Before sitting down to talk about a reverse mortgage, the experts recommend families meet with their financial advisor or certified public accountant to determine all options. If you decide to move forward with a reverse mortgage, talk to at least three mortgage lenders to see multiple scenarios and determine the best possible path. 

Alternatives to Reverse Mortgages

Owning a home provides a lot of options, especially when there is a large amount of equity in the property. This presents plenty of options to use the investment later in life, and a reverse mortgage is only one option.

For homeowners who plan on staying in their home and only need to consolidate debts or other bills, a cash-out refinance could help roll up those liabilities into a monthly payment. The homeowners pay a lower balance and fixed interest rate, which can free up their money for other living expenses. 

Those with exceptional credit may qualify for a home equity line of credit, which works similarly to a reverse mortgage. Homeowners can use the equity in their home like a credit card, providing a line of credit they can access for any reason. In turn, they usually get a lower annual percentage rate than a credit card offers, and pay off exactly what they need to use over time. 

Finally, if real estate markets are right, some homeowners can sell their property outright for a profit and downgrade to a smaller home or assisted living facility. In addition to using proceeds from the sale to buy a more manageable space, the money left over can be put towards living expenses. 

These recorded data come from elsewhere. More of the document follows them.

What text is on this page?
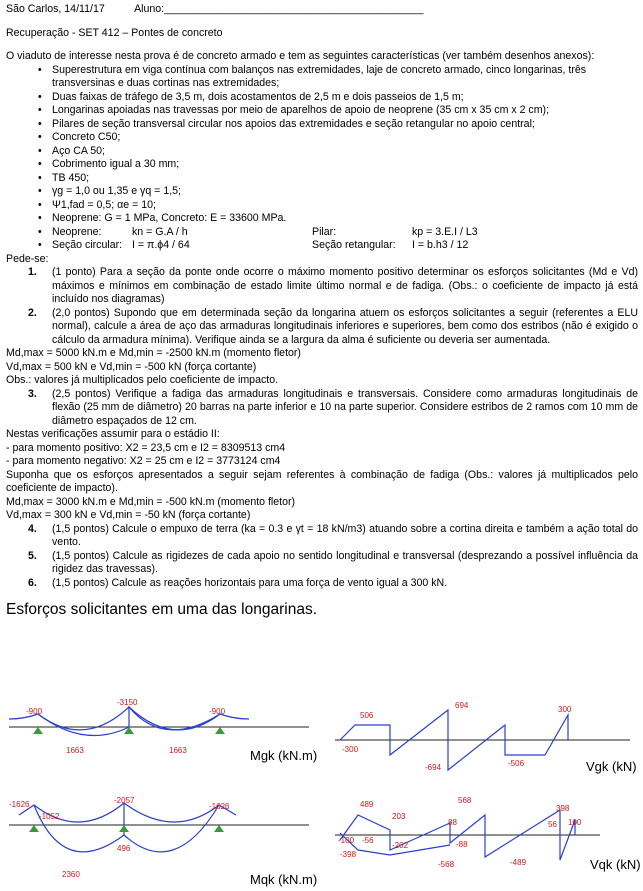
São Carlos, 14/11/17	Aluno:____________________________________________

Recuperação - SET 412 – Pontes de concreto

O viaduto de interesse nesta prova é de concreto armado e tem as seguintes características (ver também desenhos anexos):

• Superestrutura em viga contínua com balanços nas extremidades, laje de concreto armado, cinco longarinas, três transversinas e duas cortinas nas extremidades;

• Duas faixas de tráfego de 3,5 m, dois acostamentos de 2,5 m e dois passeios de 1,5 m;

• Longarinas apoiadas nas travessas por meio de aparelhos de apoio de neoprene (35 cm x 35 cm x 2 cm);

• Pilares de seção transversal circular nos apoios das extremidades e seção retangular no apoio central;

• Concreto C50;

• Aço CA 50;

• Cobrimento igual a 30 mm;

• TB 450;

• γg = 1,0 ou 1,35 e γq = 1,5;

• Ψ1,fad = 0,5; αe = 10;

• Neoprene: G = 1 MPa, Concreto: E = 33600 MPa.

• Neoprene:	kn = G.A / h	Pilar:	kp = 3.E.I / L3

• Seção circular: I = π.ϕ4 / 64	Seção retangular:	I = b.h3 / 12

Pede-se:

1. (1 ponto) Para a seção da ponte onde ocorre o máximo momento positivo determinar os esforços solicitantes (Md e Vd) máximos e mínimos em combinação de estado limite último normal e de fadiga. (Obs.: o coeficiente de impacto já está incluído nos diagramas)

2. (2,0 pontos) Supondo que em determinada seção da longarina atuem os esforços solicitantes a seguir (referentes a ELU normal), calcule a área de aço das armaduras longitudinais inferiores e superiores, bem como dos estribos (não é exigido o cálculo da armadura mínima). Verifique ainda se a largura da alma é suficiente ou deveria ser aumentada.

Md,max = 5000 kN.m e Md,min = -2500 kN.m (momento fletor)

Vd,max = 500 kN e Vd,min = -500 kN (força cortante)

Obs.: valores já multiplicados pelo coeficiente de impacto.

3. (2,5 pontos) Verifique a fadiga das armaduras longitudinais e transversais. Considere como armaduras longitudinais de flexão (25 mm de diâmetro) 20 barras na parte inferior e 10 na parte superior. Considere estribos de 2 ramos com 10 mm de diâmetro espaçados de 12 cm.

Nestas verificações assumir para o estádio II:

- para momento positivo: X2 = 23,5 cm e I2 = 8309513 cm4

- para momento negativo: X2 = 25 cm e I2 = 3773124 cm4

Suponha que os esforços apresentados a seguir sejam referentes à combinação de fadiga (Obs.: valores já multiplicados pelo coeficiente de impacto).

Md,max = 3000 kN.m e Md,min = -500 kN.m (momento fletor)

Vd,max = 300 kN e Vd,min = -50 kN (força cortante)

4. (1,5 pontos) Calcule o empuxo de terra (ka = 0.3 e γt = 18 kN/m3) atuando sobre a cortina direita e também a ação total do vento.

5. (1,5 pontos) Calcule as rigidezes de cada apoio no sentido longitudinal e transversal (desprezando a possível influência da rigidez das travessas).

6. (1,5 pontos) Calcule as reações horizontais para uma força de vento igual a 300 kN.

Esforços solicitantes em uma das longarinas.

-900
-3150
-900
1663	1663	Mgk (kN.m)
506
694	300
-300
-694	-506	Vgk (kN)
-1626	-2057
-1626
-1052
496
2360	Mqk (kN.m)
489	568
398
203
88	56 100
-100 -56
-398
-202	-88
-568	-489	Vqk (kN)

“One of the best investments most people make is real estate,” says Noemi Bitterman, a real estate agent at Warburg Realty Partnership in New York City. “When they are able to buy, it’s a given that at the end of a mortgage, their property is going to be worth a lot more when they bought it 15 or 30 years earlier.” 

Before considering a home sale, Bitterman says homeowners need to understand their potential property value, understand the current market conditions, and meet with a real estate agent and financial planner to determine which options are best. 

Bottom Line

Reverse mortgages can sound like an enticing offer—a way for seniors to unlock value from their homes, and gain supplemental income for living expenses, spending time with kids and grandkids, or traveling the world. But it’s a complicated strategy that may not address every senior’s individual financial goals. 

As you consider a reverse mortgage, carefully look at the cost of borrowing, and make a plan as a family with the help of professional advice. Through careful planning and determining financial goals, you can make the best decision on whether or not a reverse mortgage is the right option.